OPF Owner/Editor-in-Chief
Yes, Stefan,

I thought that might be the case, just for now at least. But if the Rollei lens mount takes off, then for sure this would not be too much of a challenge to make non-shift addapter from the original Zeiss lens to the Rollei mount. I mention this because there's going to be a need for wide angle lenses of high quality for the new Sinar and Leaf backs to go along with the Hy6 platform.
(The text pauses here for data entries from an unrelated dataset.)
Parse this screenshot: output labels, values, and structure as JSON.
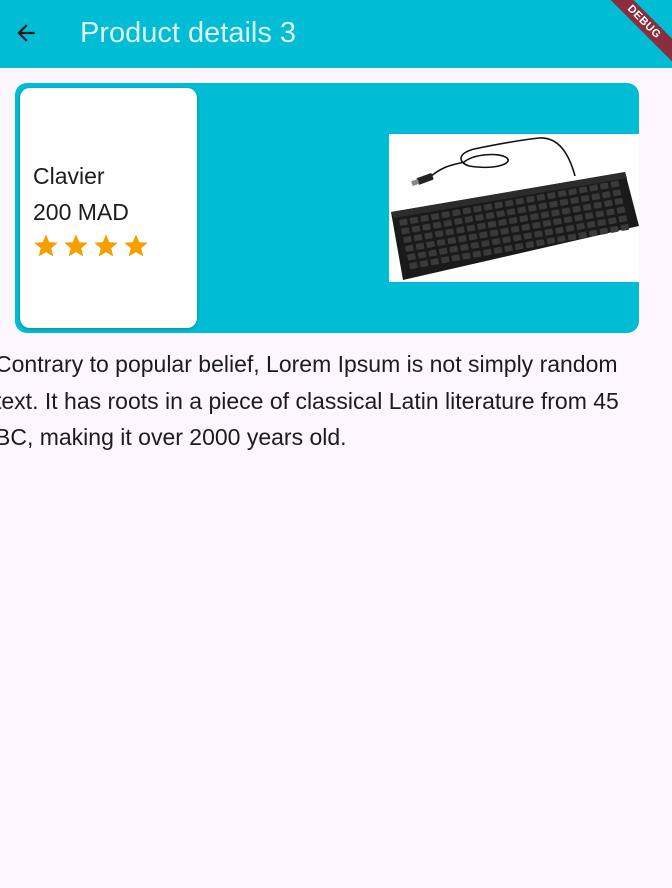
{
  "app_bar": {
    "title": "Product details 3",
    "back_icon": "arrow-back-icon",
    "background_color": "#00BCD4"
  },
  "debug_banner": {
    "label": "DEBUG"
  },
  "product": {
    "name": "Clavier",
    "price": "200 MAD",
    "rating_stars": 4,
    "star_color": "#F5A000",
    "card_color": "#00BCD4",
    "image_icon": "keyboard-image"
  },
  "description": "Contrary to popular belief, Lorem Ipsum is not simply random text. It has roots in a piece of classical Latin literature from 45 BC, making it over 2000 years old."
}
Seems that there might be a lot of people that would love to have a choice of a first class modern Zeiss Distagon!

Just a fantasy!

Asher
 

Stefan Steib

New member
Rollei HY6

Asher

you know that there is an announcement for a 35mm wideangle for the Rollei/Leaf/Sinar ?
I don´t know if this info is available in english, but there is a german brochure
http://www.profifoto.de/images/pf_spezial_67.pdf look at page 9
which tells the lens will be made by Schneider (Schneider AFD 2,8/35 PQS),
unfortunately this is NOT true (I was told by the product manager of Schneider).
I mean maybe they will offer a 35mm, but Schneider denies this to be a lens they build.
Very mysterious.
Actually I wish them luck, I only hope they can keep this HY6 project running.

Greetings from Munich

Stefan
 

Michael Fontana

pro member
Sorry, I just saw yesterday night the thread going on.

Here are screenshots of a 300%-crop of the blue channel - from the already shown back of the Macplus:


blue-channel.jpg



The Canon's 50 mm macro has been reduced in size of 85%, to get approx. the same object size - for better comparison. It's 50 mm vs 40 mm.

Yes, its a bit cleaner on the Hartblei's side; identical raw conversion; the Hartblei is a tiny bit more dense, too. It could be expected, I am using some contaxlenses on the 1 DS-2, too.

I personally find - for my photographic needs - others mileages might vary (tilt-function), the stitching route beeing more interesting:

Stitching 3 x Canon 50 macro results in a 9128 x 4968 pix-file, the flatstitched Hartblei 40 shows 7780 x 2667, all at 300 dpi!

With my stitching set-up, including a panohead, I use 7 different SLR-lenses; - the distagon 28 und 35 and going to test the planar 50 as well - so this is much more versatile to me, than a single flatstitch-lens.

I' ve been using the Schneider PC-28, the Zuiko (OM) 35-shift, and the Zörk-Hassi-combo (50 & 80 mm) for a good while, so I' m familiar with the flatstitches possibilities.

As for the time used - yes, it's a factor in a daily prof. photographer's world - to get the flatstiches vs the setup of the panohead, it was kinda similar. For my needs as architecture photographer, I would need the Acolens-Software, for correction of the Hassi's 40 mm distortion as well; I don't think it will be really that faster than to stitch 3 images together.

For photographers working more in the studio than I do, plus wanting the tiltfunction, the 80 or 120 macro from Hartblei might be a good decision.